While the buck certainly stops with the CEO, ericwertz, I’d pin this debacle on the head of QA. The software development and release procedures seem to have been sorely lacking here. Noting so disastrous and so easily tested should have escaped from Crowdstrike. At the same time, the number of incidents of people sending me the wrong files over the years, or no files, as promised attachments is larger than I can count. However, those people did not have release procedures that any company like Crowdstrike must and does have. I don’t think this event was caused by a lack of procedures, I think it was a failure to follow those procedures.
Hi Steven,
I absolutely agree. Why invest the time and effort in creating procedures if they are not followed!

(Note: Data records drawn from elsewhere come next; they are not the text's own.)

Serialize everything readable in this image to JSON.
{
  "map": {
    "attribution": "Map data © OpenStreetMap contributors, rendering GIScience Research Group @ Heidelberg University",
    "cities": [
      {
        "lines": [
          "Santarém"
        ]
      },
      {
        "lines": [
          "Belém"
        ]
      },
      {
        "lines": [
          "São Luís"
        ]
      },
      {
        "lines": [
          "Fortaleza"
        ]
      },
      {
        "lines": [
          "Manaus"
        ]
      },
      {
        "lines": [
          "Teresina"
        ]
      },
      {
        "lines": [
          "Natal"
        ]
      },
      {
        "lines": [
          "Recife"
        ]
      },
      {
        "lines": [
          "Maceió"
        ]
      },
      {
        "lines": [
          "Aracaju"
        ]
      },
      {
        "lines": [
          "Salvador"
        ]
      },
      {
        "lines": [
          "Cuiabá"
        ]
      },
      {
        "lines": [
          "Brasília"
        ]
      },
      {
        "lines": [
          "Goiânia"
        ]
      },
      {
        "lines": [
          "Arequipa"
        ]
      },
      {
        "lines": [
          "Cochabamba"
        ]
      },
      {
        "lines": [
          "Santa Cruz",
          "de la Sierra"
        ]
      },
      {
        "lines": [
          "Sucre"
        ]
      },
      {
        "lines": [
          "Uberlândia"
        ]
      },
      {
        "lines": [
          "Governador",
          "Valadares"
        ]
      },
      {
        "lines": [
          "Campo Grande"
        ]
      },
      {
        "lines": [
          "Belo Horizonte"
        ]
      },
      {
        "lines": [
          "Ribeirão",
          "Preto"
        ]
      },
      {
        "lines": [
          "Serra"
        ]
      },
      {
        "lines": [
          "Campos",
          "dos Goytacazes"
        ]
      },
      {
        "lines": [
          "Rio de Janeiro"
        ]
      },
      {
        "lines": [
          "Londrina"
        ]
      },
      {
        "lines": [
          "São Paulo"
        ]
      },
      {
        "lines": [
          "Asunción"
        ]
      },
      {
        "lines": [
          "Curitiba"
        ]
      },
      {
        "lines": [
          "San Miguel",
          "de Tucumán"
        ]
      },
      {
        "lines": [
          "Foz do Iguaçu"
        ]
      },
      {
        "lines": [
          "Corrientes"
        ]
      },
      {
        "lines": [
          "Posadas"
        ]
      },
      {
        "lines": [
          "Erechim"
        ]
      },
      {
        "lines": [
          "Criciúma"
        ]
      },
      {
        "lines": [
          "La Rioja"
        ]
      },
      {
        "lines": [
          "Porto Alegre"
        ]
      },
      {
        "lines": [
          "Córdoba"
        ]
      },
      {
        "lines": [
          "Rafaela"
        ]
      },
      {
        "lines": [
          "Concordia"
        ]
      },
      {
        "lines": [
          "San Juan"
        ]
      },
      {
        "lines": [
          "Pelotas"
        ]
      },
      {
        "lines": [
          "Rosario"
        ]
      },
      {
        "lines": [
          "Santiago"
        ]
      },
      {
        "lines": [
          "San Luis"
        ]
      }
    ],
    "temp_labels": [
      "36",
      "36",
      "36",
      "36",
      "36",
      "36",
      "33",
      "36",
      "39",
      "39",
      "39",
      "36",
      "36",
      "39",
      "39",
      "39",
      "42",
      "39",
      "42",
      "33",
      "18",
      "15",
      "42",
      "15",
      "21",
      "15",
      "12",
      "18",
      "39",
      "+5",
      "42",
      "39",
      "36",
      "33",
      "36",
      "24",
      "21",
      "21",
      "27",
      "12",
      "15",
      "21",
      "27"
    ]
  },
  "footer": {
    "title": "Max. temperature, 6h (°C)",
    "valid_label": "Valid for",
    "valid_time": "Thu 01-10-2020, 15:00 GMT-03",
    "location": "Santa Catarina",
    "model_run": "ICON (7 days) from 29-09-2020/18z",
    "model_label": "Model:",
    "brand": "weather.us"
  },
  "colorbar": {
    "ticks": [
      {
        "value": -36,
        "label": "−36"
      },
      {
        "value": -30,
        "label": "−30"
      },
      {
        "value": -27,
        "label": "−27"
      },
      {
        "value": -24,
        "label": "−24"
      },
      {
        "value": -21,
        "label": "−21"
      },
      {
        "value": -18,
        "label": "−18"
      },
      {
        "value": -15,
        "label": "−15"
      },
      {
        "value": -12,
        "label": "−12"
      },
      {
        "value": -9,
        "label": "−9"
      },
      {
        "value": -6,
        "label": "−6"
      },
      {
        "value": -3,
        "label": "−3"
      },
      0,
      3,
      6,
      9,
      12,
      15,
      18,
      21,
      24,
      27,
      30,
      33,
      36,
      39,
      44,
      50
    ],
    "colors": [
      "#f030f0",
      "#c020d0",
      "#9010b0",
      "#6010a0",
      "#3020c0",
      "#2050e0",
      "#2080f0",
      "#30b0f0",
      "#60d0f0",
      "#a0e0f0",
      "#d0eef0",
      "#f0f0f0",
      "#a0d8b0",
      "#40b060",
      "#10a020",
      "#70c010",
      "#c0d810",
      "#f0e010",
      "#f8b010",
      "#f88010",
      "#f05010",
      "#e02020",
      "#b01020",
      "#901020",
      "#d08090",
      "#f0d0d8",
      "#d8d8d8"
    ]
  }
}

I would like to draw your attention to OpenBSD and the development process followed by that team. Like all good firewalls, the default strategy is deny – if a new feature is proposed as a good idea by someone, it won’t get in to the kernel or base system unless it passes intense scrutiny and can prove it has real value to many users, not just the proposer. The ring 0 feature would certainly not have got past the development team. The OpenBSD team put a real emphasis on security and privilege separation. There is also a rigorous release strategy that IS followed. Interestingly the project is an autocracy. Also, these people “eat their own dog food”! I am not part of the team nor am advocating it but I am following up on Jack Ganssle’s comment about learning lessons and doing better. Really good point Jack. (I do have the book and have been aware of Jack Ganssle for more years than I care to admit publicly.) Steven, as you point out, this DOES matter because it has a very real financial impact as well as other detrimental effects. Thank you for starting this thread. I also follow the SeL4 project which I am sure you and your readership are aware of. So, in summary, what OS would I like at the core of any critical embedded system? SeL4. What OS would I like running on my home router/firewall? OpenBSD. I know that Linux and other BSDs are available but where is the security focus? I could go on but this reply is far too long already!